The same principle applies to any tags with a src attribute – the browser loads the the file, and the relative vs. absolute thing applies. If you get into JavaScript, then you’ll probably write your fancy scripty stuff in a file on its own, and then use the <script> tag with a src attribute to get your browser to load the script content from the file into your page. HTML anchors (the <a> tag) use href as an attribute, which also specifies a relative or absolute location.
Decisions, Decisions…
So which should you use? As with pretty much anything else to do with computers, it depends.
Absolute links are easier to understand because you don’t need to think about where the page being rendered happens to live – the downside is that you can’t deploy the website feature that uses those files as a nice neat tar or zip archive.

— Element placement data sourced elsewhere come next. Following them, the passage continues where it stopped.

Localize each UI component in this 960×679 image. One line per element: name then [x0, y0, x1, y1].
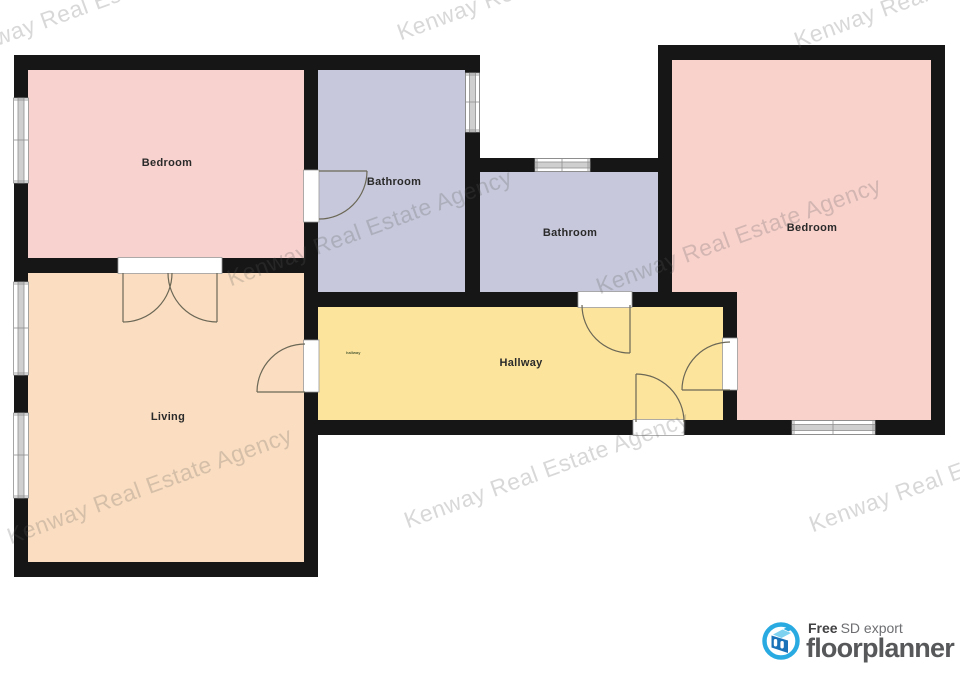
door-opening-entrance [633, 420, 684, 436]
door-opening-bedroom1-living [118, 258, 222, 274]
door-opening-living-hallway [304, 340, 320, 392]
window-living-left-upper [14, 282, 29, 375]
floorplan-canvas: Bedroom Bathroom Bathroom Bedroom Living… [0, 0, 960, 679]
label-living: Living [151, 411, 185, 423]
label-bedroom-2: Bedroom [787, 222, 837, 234]
floorplanner-logo-icon [760, 620, 802, 662]
door-opening-bedroom1-bathroom1 [304, 170, 320, 222]
door-opening-hallway-bedroom2 [723, 338, 738, 390]
logo-arch-right [780, 641, 783, 649]
logo-arch-left [774, 639, 777, 647]
label-hallway: Hallway [499, 357, 542, 369]
window-bedroom2-bottom [792, 421, 875, 435]
wall-right-outer [931, 45, 945, 435]
wall-center-vertical [304, 55, 318, 577]
label-hallway-mini: hallway [346, 350, 360, 355]
wall-hallway-top [305, 292, 737, 307]
window-living-left-lower [14, 413, 29, 498]
label-bathroom-2: Bathroom [543, 227, 597, 239]
wall-bedroom2-left [658, 45, 672, 307]
floorplan-drawing [0, 0, 960, 679]
label-bedroom-1: Bedroom [142, 157, 192, 169]
floorplanner-wordmark: floorplanner [806, 633, 954, 664]
label-bathroom-1: Bathroom [367, 176, 421, 188]
wall-top-right-section [658, 45, 945, 60]
window-bathroom2-top [535, 159, 590, 172]
window-bedroom1-left [14, 98, 29, 183]
door-opening-bathroom2-hallway [578, 292, 632, 308]
wall-living-bottom [14, 562, 318, 577]
wall-top-left-section [14, 55, 480, 70]
window-bathroom1-right [466, 73, 480, 132]
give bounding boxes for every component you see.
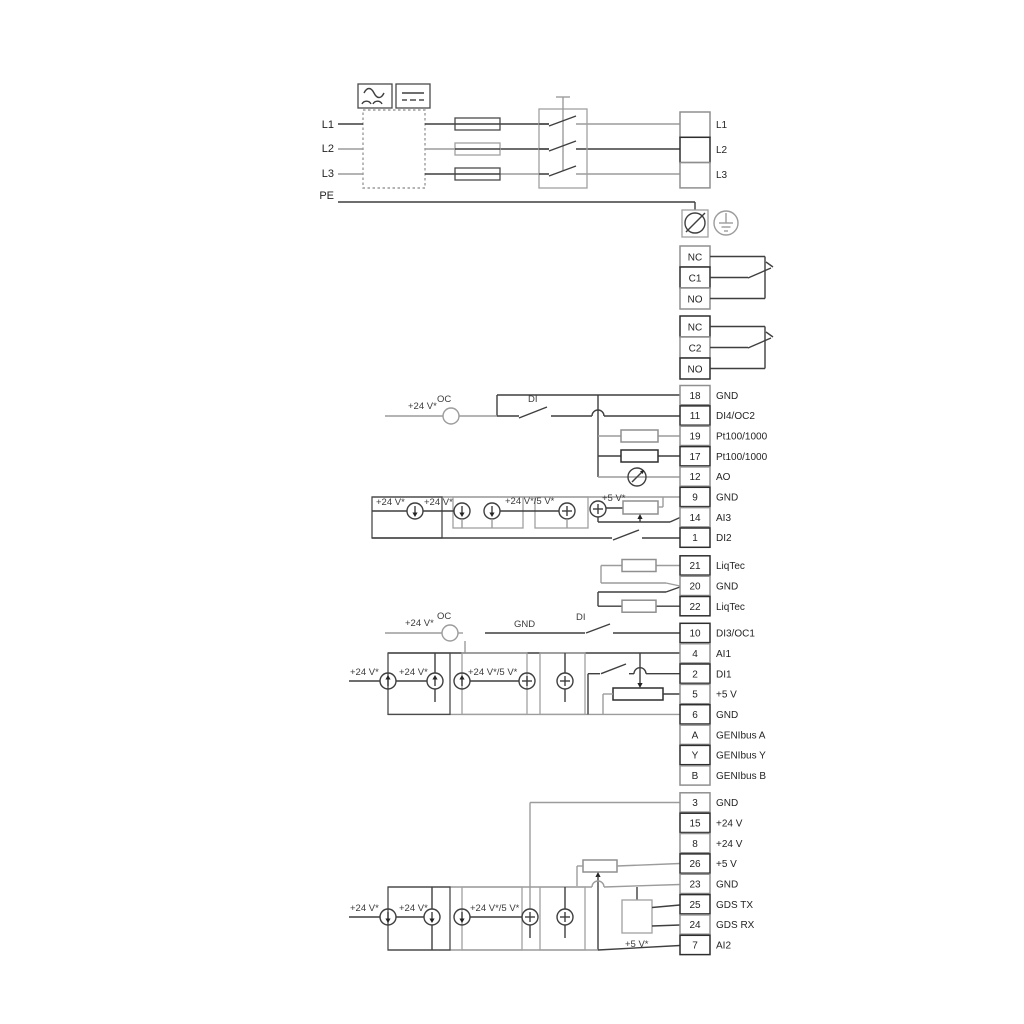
svg-text:AI1: AI1 (716, 649, 731, 660)
mains-label-l2: L2 (322, 143, 334, 155)
pe-terminal (682, 210, 708, 237)
svg-text:20: 20 (689, 582, 701, 593)
relay1-nc-label: NC (688, 253, 702, 264)
relay2-nc-label: NC (688, 323, 702, 334)
terminal-strip-d: 3 15 8 26 23 25 24 7 GND +24 V +24 V +5 … (680, 793, 755, 955)
svg-text:+24 V: +24 V (716, 839, 743, 850)
p24-label-di3: +24 V* (405, 618, 434, 629)
svg-text:+24 V*: +24 V* (376, 497, 405, 508)
oc-label-di3: OC (437, 611, 451, 622)
svg-text:23: 23 (689, 880, 701, 891)
strip-a-wiring: +24 V* OC DI +24 V* (372, 394, 680, 540)
liqtec-wiring (598, 560, 680, 613)
svg-text:AI2: AI2 (716, 941, 731, 952)
svg-text:12: 12 (689, 472, 701, 483)
svg-text:B: B (692, 771, 699, 782)
mains-section: L1 L2 L3 PE (319, 84, 738, 237)
ac-symbol-icon (358, 84, 392, 108)
svg-text:+24 V*: +24 V* (424, 497, 453, 508)
mains-label-pe: PE (319, 190, 334, 202)
svg-text:GND: GND (716, 880, 738, 891)
mains-wires (338, 124, 695, 210)
svg-text:Pt100/1000: Pt100/1000 (716, 452, 768, 463)
svg-text:+24 V*/5 V*: +24 V*/5 V* (468, 667, 518, 678)
open-collector-icon (443, 408, 459, 424)
rfi-filter-box (363, 110, 425, 188)
svg-text:GDS TX: GDS TX (716, 900, 753, 911)
mains-label-l3: L3 (322, 168, 334, 180)
svg-text:+24 V*: +24 V* (350, 667, 379, 678)
svg-text:+24 V*: +24 V* (399, 667, 428, 678)
earth-icon (714, 211, 738, 235)
terminal-strip-b: 21 20 22 LiqTec GND LiqTec (680, 556, 745, 616)
pt100-resistor-1 (621, 430, 658, 442)
voltage-source-icon (559, 503, 575, 528)
p24-label-di4: +24 V* (408, 401, 437, 412)
relay2-no-label: NO (688, 365, 703, 376)
svg-text:3: 3 (692, 798, 698, 809)
svg-text:A: A (692, 730, 699, 741)
svg-text:+5 V*: +5 V* (602, 493, 626, 504)
svg-text:+24 V: +24 V (716, 819, 743, 830)
current-source-icon (454, 503, 470, 528)
di4-switch (519, 407, 547, 418)
terminal-label-l1: L1 (716, 120, 728, 131)
current-source-icon (424, 887, 440, 950)
svg-text:GENIbus Y: GENIbus Y (716, 751, 766, 762)
svg-text:6: 6 (692, 710, 698, 721)
svg-text:Y: Y (692, 751, 699, 762)
relay1-block: NC C1 NO (680, 246, 773, 309)
svg-text:10: 10 (689, 629, 701, 640)
strip-c-wiring: +24 V* OC GND DI +24 V* +24 V* (349, 611, 680, 714)
current-source-icon (407, 503, 423, 519)
svg-text:AI3: AI3 (716, 513, 731, 524)
oc-label-di4: OC (437, 394, 451, 405)
potentiometer (613, 688, 663, 700)
relay1-contact (710, 257, 773, 299)
liqtec-resistor-1 (622, 560, 656, 572)
svg-text:GND: GND (716, 582, 738, 593)
svg-text:LiqTec: LiqTec (716, 561, 745, 572)
svg-text:+24 V*/5 V*: +24 V*/5 V* (505, 496, 555, 507)
svg-text:7: 7 (692, 941, 698, 952)
terminal-strip-c: 10 4 2 5 6 A Y B DI3/OC1 AI1 DI1 +5 V GN… (680, 623, 766, 785)
svg-text:+24 V*/5 V*: +24 V*/5 V* (470, 903, 520, 914)
wiring-diagram-canvas: L1 L2 L3 PE (0, 0, 1024, 1024)
svg-text:GND: GND (716, 391, 738, 402)
svg-text:AO: AO (716, 472, 731, 483)
svg-text:17: 17 (689, 452, 701, 463)
voltage-source-icon (522, 909, 538, 938)
open-collector-icon (442, 625, 458, 641)
svg-text:9: 9 (692, 493, 698, 504)
relay1-c-label: C1 (689, 274, 702, 285)
mains-terminal-block (680, 112, 710, 188)
svg-text:GDS RX: GDS RX (716, 920, 755, 931)
svg-text:22: 22 (689, 602, 701, 613)
strip-d-wiring: +5 V* +24 V* +24 V* (349, 803, 680, 951)
ai1-sensor-options: +24 V* +24 V* +24 V*/5 V* (349, 653, 680, 714)
terminal-label-l3: L3 (716, 170, 728, 181)
voltage-source-icon (557, 653, 573, 702)
voltage-source-icon (590, 501, 606, 517)
di-label-di4: DI (528, 394, 538, 405)
relay1-no-label: NO (688, 295, 703, 306)
svg-text:18: 18 (689, 391, 701, 402)
svg-text:21: 21 (689, 561, 701, 572)
svg-text:DI2: DI2 (716, 533, 732, 544)
svg-text:+24 V*: +24 V* (399, 903, 428, 914)
svg-text:8: 8 (692, 839, 698, 850)
current-source-icon (484, 503, 500, 528)
svg-text:DI3/OC1: DI3/OC1 (716, 629, 755, 640)
terminal-label-l2: L2 (716, 145, 728, 156)
svg-text:GENIbus A: GENIbus A (716, 730, 766, 741)
svg-text:14: 14 (689, 513, 701, 524)
voltage-source-icon (557, 887, 573, 938)
di3-switch (586, 624, 610, 633)
svg-text:GENIbus B: GENIbus B (716, 771, 766, 782)
terminal-strip-a: 18 11 19 17 12 9 14 1 GND DI4/OC2 Pt100/… (680, 386, 768, 548)
svg-text:GND: GND (716, 798, 738, 809)
svg-text:Pt100/1000: Pt100/1000 (716, 432, 768, 443)
svg-text:24: 24 (689, 920, 701, 931)
pt100-resistor-2 (621, 450, 658, 462)
svg-text:5: 5 (692, 690, 698, 701)
potentiometer (623, 501, 658, 514)
di-label-di3: DI (576, 612, 586, 623)
svg-text:19: 19 (689, 432, 701, 443)
svg-text:GND: GND (716, 493, 738, 504)
svg-text:DI1: DI1 (716, 669, 732, 680)
di1-switch (601, 664, 626, 674)
svg-text:2: 2 (692, 669, 698, 680)
mains-label-l1: L1 (322, 119, 334, 131)
svg-text:4: 4 (692, 649, 698, 660)
svg-text:26: 26 (689, 859, 701, 870)
relay2-contact (710, 327, 773, 369)
relay2-block: NC C2 NO (680, 316, 773, 379)
wiring-diagram: L1 L2 L3 PE (0, 0, 1024, 1024)
svg-text:LiqTec: LiqTec (716, 602, 745, 613)
svg-text:1: 1 (692, 533, 698, 544)
svg-text:DI4/OC2: DI4/OC2 (716, 411, 755, 422)
ai3-sensor-options: +24 V* +24 V* +24 V*/5 V* (372, 493, 680, 540)
current-source-icon (427, 653, 443, 702)
svg-text:11: 11 (690, 411, 701, 422)
potentiometer (583, 860, 617, 872)
svg-text:+5 V: +5 V (716, 859, 737, 870)
dc-symbol-icon (396, 84, 430, 108)
di2-switch (613, 530, 639, 540)
relay2-c-label: C2 (689, 344, 702, 355)
liqtec-resistor-2 (622, 600, 656, 612)
svg-text:+5 V: +5 V (716, 690, 737, 701)
svg-text:25: 25 (689, 900, 701, 911)
svg-text:GND: GND (716, 710, 738, 721)
svg-text:+24 V*: +24 V* (350, 903, 379, 914)
gds-sensor-box: +5 V* (622, 887, 680, 950)
svg-text:15: 15 (689, 819, 701, 830)
gnd-label-di3: GND (514, 619, 535, 630)
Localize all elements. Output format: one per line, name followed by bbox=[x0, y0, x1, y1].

You’d use relative links if you needed to package up your snazzy new file upload feature or whatever so that it could just be deployed onto any site – however if you do use relative links, you have to be careful where you put your HTML files so that those links work.
And on the Server-Side
Although in the case of problems with these HTML tags, anything happening on the server-side (most likely PHP or PERL code that’s writing out the HTML to be sent to the browser) is a red herring, the same relative vs. absolute path idea applies for resources you’re including in your code. In this case, the equivalent of Document Root is ‘/’ for UNIX-type systems and something like ‘C:’ for Windows, but the same stuff applies as to how you can locate resources you need when your code runs.
That’s all Folks
That’s all I got on the subject – try googling relative and absolute for other perspectives. Hopefully if you found this post it was of some use to you. Have a good one!